The confusion around naming made it difficult for the many research teams devoted to such work around the world to discuss their findings with each other before making them public. A complicating factor was the diverse expertise of researchers and commentators involved in this work, which included taxonomists, genomicists, virologists, and experts in epidemiology, infectious diseases and public health – as well as journalists, concerned citizens and policy-makers wanting the latest updates on the evolution of the disease. Given the diverse interests, criteria and methods used by this motley crew, and the lack of norms regulating such multidisciplinary exchanges, it is no wonder that the labels attached to what was (more or less) the same object proliferated; yet this made it ever more difficult to determine whether results collected by different labs were about the same variant or not, and what future trends such results could indicate. In our terminology, this was a case of proliferating approaches to M-Re, resulting in disparate epistemic objects which were hard to relate back to their target in a consistent manner – a key problem being the difficulties in reconstructing how M-Re was established in the first place, and how different approaches to M-Re construction informed the interpretation of T-Re. To address the problem, the World Health Organisation called for the rapid adoption of a universal naming system (Nature editorial 2021) and endorsed one of the methods already in place. This solution was effective in eliminating confusion and lack of clarity around M-Re, thus providing a less ambiguous approach to T-Re. However, this solution did not pay much attention to what sources of knowledge were left behind as a result of that choice of standard, and thus to what could be learnt from other approaches to M-Re.Footnote 16

Another instance is the calculation of infection rates from data derived from COVID testing. Calculations of infection rates depend on assumptions built into the data, such as who is being tested (asymptomatic or only symptomatic) and whether test results are automatically inserted into the counting system or not. These assumptions have changed rapidly as testing regimes have shifted multiple times both across countries and within the same country, in response to the varying resources and political priorities within each affected territory. As a result, during the first year of the pandemic the systems of inquiry used to track the spread of the virus, and related forms of M-Re and other epistemic objects, have arguably changed as fast as the virus itself – a situation that will not easily stabilize given the highly diverse and dynamic social conditions involved. And yet, the data produced on the virus and infected individuals, as well as the models used to calculate infection rates, are often treated as stable objects that can be interpreted in the same way no matter how and where they were generated. Data have been reified and treated as stable epistemic objects that can be easily assembled, modelled and compared – and with them, the phenomena that data are supposed to help to model have also been reified without critical consideration of the diverse forms of M-Re and T-Re involved in their conceptualisation. Countries have based their policies on these assumptions, and successes and failures of containment policies are being evaluated in relation to the resulting numbers, with unsurprisingly controversial and contested results.

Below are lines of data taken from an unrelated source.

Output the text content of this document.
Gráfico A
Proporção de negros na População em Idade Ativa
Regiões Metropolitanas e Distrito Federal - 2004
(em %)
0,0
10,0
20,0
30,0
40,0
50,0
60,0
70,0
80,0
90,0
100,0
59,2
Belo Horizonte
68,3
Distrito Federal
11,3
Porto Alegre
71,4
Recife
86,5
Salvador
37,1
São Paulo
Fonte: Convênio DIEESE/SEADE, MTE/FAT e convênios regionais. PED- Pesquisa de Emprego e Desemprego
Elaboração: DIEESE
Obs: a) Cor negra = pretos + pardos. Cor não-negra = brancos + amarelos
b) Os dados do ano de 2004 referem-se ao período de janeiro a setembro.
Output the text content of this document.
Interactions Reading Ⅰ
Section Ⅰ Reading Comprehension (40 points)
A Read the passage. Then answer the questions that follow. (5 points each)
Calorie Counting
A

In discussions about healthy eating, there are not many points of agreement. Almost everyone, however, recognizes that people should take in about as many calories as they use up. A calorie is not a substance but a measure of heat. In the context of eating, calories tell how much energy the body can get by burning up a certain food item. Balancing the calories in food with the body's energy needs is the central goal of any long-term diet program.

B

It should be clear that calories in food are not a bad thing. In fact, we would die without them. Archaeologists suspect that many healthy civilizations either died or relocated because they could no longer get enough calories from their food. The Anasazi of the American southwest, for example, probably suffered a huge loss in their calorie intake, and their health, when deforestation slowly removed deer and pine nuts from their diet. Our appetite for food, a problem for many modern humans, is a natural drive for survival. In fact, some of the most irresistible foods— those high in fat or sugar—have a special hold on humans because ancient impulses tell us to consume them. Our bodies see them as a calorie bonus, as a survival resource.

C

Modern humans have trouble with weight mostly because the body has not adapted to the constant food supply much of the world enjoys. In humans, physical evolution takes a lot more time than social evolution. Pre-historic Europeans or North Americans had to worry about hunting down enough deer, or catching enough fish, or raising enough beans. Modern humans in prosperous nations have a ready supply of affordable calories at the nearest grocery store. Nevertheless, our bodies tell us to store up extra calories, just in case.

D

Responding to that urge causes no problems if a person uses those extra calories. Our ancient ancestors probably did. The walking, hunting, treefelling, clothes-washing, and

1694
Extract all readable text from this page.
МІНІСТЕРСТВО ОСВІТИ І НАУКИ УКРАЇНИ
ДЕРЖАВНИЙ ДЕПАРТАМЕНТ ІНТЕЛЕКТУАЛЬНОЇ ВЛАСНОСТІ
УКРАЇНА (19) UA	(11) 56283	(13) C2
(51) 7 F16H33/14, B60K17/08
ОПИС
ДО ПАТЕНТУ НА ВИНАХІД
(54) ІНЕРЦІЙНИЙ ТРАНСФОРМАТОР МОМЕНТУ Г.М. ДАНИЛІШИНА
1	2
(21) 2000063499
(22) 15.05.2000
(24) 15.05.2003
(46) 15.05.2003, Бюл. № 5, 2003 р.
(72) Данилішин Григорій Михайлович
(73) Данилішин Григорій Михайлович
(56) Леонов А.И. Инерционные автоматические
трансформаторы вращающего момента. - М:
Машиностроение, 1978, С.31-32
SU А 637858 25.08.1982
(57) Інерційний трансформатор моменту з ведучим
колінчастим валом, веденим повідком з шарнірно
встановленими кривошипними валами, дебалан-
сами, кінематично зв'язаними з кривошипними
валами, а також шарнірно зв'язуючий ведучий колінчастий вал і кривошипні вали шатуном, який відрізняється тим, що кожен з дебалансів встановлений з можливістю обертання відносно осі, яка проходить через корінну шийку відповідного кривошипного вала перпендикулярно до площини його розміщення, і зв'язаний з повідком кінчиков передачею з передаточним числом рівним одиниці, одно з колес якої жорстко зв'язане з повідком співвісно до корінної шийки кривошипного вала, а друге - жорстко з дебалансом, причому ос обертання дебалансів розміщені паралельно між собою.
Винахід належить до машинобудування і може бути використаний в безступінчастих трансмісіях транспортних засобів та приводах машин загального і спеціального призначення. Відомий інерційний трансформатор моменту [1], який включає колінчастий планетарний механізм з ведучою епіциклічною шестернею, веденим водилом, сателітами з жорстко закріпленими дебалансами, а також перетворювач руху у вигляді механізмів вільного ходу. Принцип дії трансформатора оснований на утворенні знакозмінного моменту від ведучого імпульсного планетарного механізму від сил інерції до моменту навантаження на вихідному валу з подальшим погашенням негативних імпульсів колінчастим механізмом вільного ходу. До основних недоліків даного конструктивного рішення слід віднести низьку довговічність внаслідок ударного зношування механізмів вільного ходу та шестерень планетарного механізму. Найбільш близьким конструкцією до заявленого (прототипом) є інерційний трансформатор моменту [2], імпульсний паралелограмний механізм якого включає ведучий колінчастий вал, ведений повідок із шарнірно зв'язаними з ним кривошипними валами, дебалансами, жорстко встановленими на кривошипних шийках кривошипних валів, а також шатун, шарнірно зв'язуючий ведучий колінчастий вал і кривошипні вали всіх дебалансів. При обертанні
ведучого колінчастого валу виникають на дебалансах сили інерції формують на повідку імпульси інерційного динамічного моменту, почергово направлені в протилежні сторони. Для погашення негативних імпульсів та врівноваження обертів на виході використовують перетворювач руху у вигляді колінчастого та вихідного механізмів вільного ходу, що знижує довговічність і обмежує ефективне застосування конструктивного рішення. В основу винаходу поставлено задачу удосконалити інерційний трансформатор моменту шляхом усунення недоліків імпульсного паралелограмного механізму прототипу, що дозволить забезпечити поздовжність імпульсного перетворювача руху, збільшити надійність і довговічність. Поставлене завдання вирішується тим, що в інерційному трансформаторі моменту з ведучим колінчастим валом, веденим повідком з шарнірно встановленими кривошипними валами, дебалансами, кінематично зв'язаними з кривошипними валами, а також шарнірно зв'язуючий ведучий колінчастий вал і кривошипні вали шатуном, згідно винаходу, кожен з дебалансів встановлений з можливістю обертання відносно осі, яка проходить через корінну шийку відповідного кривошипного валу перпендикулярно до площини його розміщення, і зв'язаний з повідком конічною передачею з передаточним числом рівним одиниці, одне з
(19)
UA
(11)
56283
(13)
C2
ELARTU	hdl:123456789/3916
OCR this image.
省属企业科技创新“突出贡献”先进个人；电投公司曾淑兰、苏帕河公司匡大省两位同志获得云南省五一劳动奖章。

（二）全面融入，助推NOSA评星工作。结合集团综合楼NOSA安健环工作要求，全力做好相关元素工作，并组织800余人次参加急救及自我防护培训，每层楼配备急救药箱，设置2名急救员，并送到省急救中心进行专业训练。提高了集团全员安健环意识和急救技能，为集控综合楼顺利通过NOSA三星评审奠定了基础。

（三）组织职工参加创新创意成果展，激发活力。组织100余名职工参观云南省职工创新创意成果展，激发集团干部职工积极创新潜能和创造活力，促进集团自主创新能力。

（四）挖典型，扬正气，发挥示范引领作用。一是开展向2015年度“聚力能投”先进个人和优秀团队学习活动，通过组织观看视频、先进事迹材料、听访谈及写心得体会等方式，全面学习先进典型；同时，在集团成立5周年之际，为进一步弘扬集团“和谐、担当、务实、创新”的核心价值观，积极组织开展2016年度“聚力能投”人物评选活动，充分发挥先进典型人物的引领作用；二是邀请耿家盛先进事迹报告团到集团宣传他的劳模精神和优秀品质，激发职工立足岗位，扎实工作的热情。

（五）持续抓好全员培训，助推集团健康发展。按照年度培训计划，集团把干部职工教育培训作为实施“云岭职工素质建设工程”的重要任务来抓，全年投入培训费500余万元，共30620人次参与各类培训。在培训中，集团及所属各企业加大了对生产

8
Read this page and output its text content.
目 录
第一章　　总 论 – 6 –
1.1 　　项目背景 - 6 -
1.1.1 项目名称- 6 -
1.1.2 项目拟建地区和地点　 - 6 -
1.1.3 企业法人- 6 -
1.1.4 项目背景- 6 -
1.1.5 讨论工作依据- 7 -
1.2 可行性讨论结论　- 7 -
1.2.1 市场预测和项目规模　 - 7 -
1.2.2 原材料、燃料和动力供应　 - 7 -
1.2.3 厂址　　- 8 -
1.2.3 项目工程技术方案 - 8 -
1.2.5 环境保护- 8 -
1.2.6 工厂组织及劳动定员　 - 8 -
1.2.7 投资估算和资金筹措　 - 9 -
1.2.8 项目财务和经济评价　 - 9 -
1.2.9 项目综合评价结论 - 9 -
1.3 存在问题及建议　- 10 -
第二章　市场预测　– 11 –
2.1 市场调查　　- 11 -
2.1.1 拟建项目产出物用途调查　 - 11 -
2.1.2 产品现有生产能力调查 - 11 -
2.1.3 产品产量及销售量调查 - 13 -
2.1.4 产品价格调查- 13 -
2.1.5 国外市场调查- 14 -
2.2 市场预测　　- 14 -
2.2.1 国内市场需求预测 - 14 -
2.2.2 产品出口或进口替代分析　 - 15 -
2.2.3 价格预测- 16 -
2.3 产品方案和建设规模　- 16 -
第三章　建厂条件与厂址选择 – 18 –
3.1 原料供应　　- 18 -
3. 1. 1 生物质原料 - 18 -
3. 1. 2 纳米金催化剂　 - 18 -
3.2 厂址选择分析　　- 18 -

Yet another example of problematic reification has been the rush to mine genomic and clinical data, in the hope of finding markers that increase the accuracy and speed of diagnostic tests. This process was highly successful in the short term, and yet little attention has been paid to:

  1. (1)

    the longer-term reusability of models and data themselves: the absence of a critical discourse on the M-Re and T-Re involved in re-using legacy biological and epidemiological data can hamper the construction of a resilient knowledge base of trustworthy and reusable findings;

  2. (2)

    the geographical diversity of data sources and especially findings coming from countries with less research visibility: using epistemic objects (such as infection rates) derived from very selective datasets from affluent countries, without duly considering the bias implicit in such an M-Re process, can result in inferences that are wrongly assumed to hold also for poorer regions with very different infrastructures and social conditions – in other words, in a questionable extrapolation of T-ReFootnote 17;

  3. (3)

    the clinical observations by medical doctors from non-English-speaking countries, which meant overlooking sources of evidence – such as early observations of a drop in oxygen saturation levels for affected patients – that turned out to be highly significant means of diagnosis and treatment: thereby, in our terms, overlooking the availability of M-Re resources that would have meaningfully informed the subsequent pandemic response (Krige & Leonelli, 2021); and

  4. (4)

    the observation and experiences of COVID-19 patients and related groups, whose early involvement in the process of data collection could have helped to identify and better study the dangers presented by long-term consequences of COVID infections, thereby helping to identify “long COVID” as a phenomenon requiring urgent investigation (Leonelli, 2021).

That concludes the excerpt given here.